Multilevel thresholding is one of the most popular approaches used for image segmentation. Several methods have been used to find the threshold values; however, metaheuristic (MH) methods achieve better results than the other classical methods. Nevertheless, each metaheuristic method has its limitation such as high computation; moreover, it can suffer from premature convergence when the level of the threshold increases. To solve this problem, there is a trend to hybridize the MH algorithms together; however, there are several MH algorithms that can be combined. Consequently, we need to seriously determine which combination and number of such algorithms must be combined. Therefore, this paper proposes an intelligent framework that provides experts with a tool for solving the problem through selecting a suitable number of swarm algorithms from eleven such algorithms. The proposed method, which is called swarm selection (SS), distributes the eleven algorithms into two groups, the first of which is called the control group and only contains the differential evolution (DE) algorithm. The aim of the DE algorithm in the control group is to determine the best combination of the other ten algorithms in the second group.

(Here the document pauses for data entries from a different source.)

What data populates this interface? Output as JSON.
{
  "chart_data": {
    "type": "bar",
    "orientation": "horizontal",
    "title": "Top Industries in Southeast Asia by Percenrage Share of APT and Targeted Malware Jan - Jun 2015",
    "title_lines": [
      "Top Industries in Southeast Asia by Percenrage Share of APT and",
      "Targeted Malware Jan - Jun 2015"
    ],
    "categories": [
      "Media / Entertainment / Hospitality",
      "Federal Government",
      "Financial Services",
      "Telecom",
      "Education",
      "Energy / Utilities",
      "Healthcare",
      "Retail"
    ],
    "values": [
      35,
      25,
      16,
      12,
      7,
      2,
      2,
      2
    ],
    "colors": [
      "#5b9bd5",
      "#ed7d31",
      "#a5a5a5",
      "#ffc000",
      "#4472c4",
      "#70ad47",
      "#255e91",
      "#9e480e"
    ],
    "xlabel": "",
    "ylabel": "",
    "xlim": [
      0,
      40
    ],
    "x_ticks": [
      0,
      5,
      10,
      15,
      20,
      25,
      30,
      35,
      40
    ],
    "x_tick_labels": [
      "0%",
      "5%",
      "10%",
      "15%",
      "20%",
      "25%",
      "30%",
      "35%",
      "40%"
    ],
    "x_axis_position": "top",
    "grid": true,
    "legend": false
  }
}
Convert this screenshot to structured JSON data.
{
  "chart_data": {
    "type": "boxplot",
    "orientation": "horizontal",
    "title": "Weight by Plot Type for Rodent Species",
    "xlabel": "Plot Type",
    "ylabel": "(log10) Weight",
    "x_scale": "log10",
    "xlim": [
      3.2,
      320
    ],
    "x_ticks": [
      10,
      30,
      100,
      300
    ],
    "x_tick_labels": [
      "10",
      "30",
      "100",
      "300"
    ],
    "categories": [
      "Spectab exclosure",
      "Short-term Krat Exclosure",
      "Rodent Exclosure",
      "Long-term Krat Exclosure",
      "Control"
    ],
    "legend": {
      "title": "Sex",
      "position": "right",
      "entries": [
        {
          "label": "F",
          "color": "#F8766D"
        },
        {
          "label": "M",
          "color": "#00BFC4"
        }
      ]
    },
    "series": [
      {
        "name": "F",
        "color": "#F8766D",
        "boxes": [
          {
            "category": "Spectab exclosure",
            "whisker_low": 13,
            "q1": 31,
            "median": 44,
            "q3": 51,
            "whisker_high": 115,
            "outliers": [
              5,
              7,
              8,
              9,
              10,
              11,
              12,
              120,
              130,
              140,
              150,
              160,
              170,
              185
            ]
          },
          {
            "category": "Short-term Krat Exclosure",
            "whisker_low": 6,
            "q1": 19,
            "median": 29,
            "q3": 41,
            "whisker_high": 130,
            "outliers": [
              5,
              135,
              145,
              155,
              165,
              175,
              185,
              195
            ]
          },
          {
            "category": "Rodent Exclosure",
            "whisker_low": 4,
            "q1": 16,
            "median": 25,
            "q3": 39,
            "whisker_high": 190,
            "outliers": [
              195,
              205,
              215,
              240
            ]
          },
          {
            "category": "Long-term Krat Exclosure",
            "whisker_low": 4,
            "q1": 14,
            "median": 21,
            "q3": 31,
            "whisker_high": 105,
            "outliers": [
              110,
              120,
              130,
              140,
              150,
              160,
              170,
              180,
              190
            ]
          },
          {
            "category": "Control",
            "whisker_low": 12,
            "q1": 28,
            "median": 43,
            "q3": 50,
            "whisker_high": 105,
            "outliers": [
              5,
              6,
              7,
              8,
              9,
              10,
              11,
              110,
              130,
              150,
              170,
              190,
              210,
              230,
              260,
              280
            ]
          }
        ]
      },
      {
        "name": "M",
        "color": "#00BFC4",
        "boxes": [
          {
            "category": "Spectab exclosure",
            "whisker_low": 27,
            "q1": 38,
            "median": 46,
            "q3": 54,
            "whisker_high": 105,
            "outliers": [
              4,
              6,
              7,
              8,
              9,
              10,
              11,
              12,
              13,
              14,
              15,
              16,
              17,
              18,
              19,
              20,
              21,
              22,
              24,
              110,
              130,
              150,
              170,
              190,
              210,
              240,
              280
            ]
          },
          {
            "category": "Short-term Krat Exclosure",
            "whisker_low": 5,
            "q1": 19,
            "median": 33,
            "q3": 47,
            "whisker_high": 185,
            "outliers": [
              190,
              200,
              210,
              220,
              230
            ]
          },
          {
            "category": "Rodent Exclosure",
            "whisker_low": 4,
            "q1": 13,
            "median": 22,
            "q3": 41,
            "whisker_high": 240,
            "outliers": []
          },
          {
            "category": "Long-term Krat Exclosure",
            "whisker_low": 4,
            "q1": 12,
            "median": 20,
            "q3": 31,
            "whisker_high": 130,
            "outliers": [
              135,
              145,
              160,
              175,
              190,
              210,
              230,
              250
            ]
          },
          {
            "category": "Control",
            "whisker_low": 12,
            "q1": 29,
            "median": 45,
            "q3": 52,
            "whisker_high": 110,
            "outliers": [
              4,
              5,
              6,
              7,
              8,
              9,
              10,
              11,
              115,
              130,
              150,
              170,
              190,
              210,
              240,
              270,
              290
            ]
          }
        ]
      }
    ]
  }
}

Meanwhile, the selected algorithms in the second group work together to find the optimal threshold values that maximize the Otsu function. A series of experiments have been performed on six test images using nine threshold levels. The performance of the proposed SS method is compared with the other three hybrid algorithms and two non-hybrid algorithms. The experimental results demonstrate that the proposed SS method outperforms the other image segmentation methods in terms of the performance measures, peak signal-to-noise ratio (PSNR), structure similarity index (SSIM), fitness function value and computational time. In addition, by using this intelligent framework, experts performing applications that depend on image segmentation will save computational time in identifying suitable methods.